Adopté en commission mixte paritaire le 20 janvier 2026, le projet de loi de simplification de la vie économique introduit plusieurs modifications substantielles du régime des baux commerciaux. Sans bouleverser l’architecture du statut, le texte opère un rééquilibrage en faveur du preneur autour de quatre principales réformes.
➡️ Paiement mensuel du loyer : un droit nouveau pour le preneur
Le projet crée un droit au paiement mensuel du loyer, à la demande du preneur, dès lors qu’il est à jour de ses loyers et charges non contestés. Une rupture avec la pratique du paiement trimestriel d’avance, souvent lourde pour la trésorerie des preneurs.
➡️ Sécurisation des clauses d’indexation « symétriques » :
Le texte consacre expressément la validité des clauses prévoyant une variation à la hausse comme à la baisse de l’indice des loyers commerciaux, dans les mêmes proportions. Il s’agit d’une clarification bienvenue, venant consolider une jurisprudence réputant déjà non écrite les clauses de variation exclusivement à la hausse.

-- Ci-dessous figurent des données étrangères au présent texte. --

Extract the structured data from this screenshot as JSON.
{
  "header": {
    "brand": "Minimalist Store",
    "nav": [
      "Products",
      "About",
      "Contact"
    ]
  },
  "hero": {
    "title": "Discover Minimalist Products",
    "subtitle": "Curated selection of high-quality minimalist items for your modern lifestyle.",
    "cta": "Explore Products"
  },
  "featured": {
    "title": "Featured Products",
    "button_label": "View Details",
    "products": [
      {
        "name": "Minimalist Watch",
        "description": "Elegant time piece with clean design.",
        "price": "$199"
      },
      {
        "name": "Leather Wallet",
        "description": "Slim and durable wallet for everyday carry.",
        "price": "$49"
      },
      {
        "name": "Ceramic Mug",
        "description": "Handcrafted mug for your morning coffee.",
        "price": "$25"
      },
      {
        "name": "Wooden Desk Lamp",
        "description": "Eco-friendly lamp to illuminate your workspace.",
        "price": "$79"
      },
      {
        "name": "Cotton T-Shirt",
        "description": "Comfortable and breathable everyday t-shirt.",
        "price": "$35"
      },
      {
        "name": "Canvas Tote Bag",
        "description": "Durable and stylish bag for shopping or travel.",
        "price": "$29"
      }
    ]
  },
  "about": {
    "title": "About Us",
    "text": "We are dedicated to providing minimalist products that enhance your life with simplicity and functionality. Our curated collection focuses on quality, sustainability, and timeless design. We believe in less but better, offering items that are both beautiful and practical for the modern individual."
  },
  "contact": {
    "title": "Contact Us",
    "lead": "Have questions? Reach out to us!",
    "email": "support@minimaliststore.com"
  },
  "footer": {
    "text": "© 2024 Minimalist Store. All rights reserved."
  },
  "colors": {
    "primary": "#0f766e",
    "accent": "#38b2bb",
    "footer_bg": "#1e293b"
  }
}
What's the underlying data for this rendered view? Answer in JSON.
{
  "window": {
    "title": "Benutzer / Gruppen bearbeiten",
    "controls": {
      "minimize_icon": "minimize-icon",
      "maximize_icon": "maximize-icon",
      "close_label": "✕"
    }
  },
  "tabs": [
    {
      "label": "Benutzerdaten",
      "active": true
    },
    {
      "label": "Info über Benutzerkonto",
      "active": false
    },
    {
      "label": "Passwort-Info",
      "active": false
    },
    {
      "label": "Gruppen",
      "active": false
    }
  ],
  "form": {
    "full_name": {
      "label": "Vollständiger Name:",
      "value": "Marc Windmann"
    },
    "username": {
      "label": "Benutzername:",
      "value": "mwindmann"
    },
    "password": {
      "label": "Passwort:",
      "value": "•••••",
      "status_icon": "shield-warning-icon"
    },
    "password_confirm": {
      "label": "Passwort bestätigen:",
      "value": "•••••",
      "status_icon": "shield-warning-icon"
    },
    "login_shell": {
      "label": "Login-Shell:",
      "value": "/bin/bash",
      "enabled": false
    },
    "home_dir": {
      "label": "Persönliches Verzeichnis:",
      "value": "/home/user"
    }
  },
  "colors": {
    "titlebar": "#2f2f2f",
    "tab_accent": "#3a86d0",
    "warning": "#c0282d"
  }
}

➡️ Dépôt de garantie : plafonnement et restitution encadrée:
Triple apport du texte :
– Plafonnement du dépôt de garantie et de l’ensemble des garanties à un trimestre de loyers ;
– Transfert automatique l’obligation de restitution au nouveau bailleur propriétaire cas de mutation du local, avec caducité des garanties antérieures ;
· Délais impératifs de restitution : 3 mois après remise des clés pour le dépôt de garantie et 6 mois pour les garanties annexes.
➡️ Clarification des locaux ouvrant droit à préemption du preneur
Le texte précise les notions de :
– local commercial (hors bureaux et entrepôts),
– local artisanal (activité listée par décret),
sécurisant ainsi le champ d’application du droit de préemption en cas de vente des murs.
➡️ Ce qui disparait du texte
Les dispositions suivantes ont disparu du texte :
– abandon de l’imputation de la taxe foncière au bailleur, qui reste, en l’état, à la charge du locataire,
– suppression du mécanisme envisagé de suspension de la clause résolutoire pour non-paiement des loyers et d’octroi de délai de paiement au preneur en considération de sa capacité de règlement de la dette et de la reprise du versement intégral du loyer courant avant la première date d’audience.
🔎 À suivre : adopté en CMP, le projet doit désormais être définitivement adopté par l’Assemblée Nationale, puis le Sénat avant de franchir l’étape de la promulgation. Certaines modalités (notamment la liste des activités artisanales) dépendront de décrets d’application.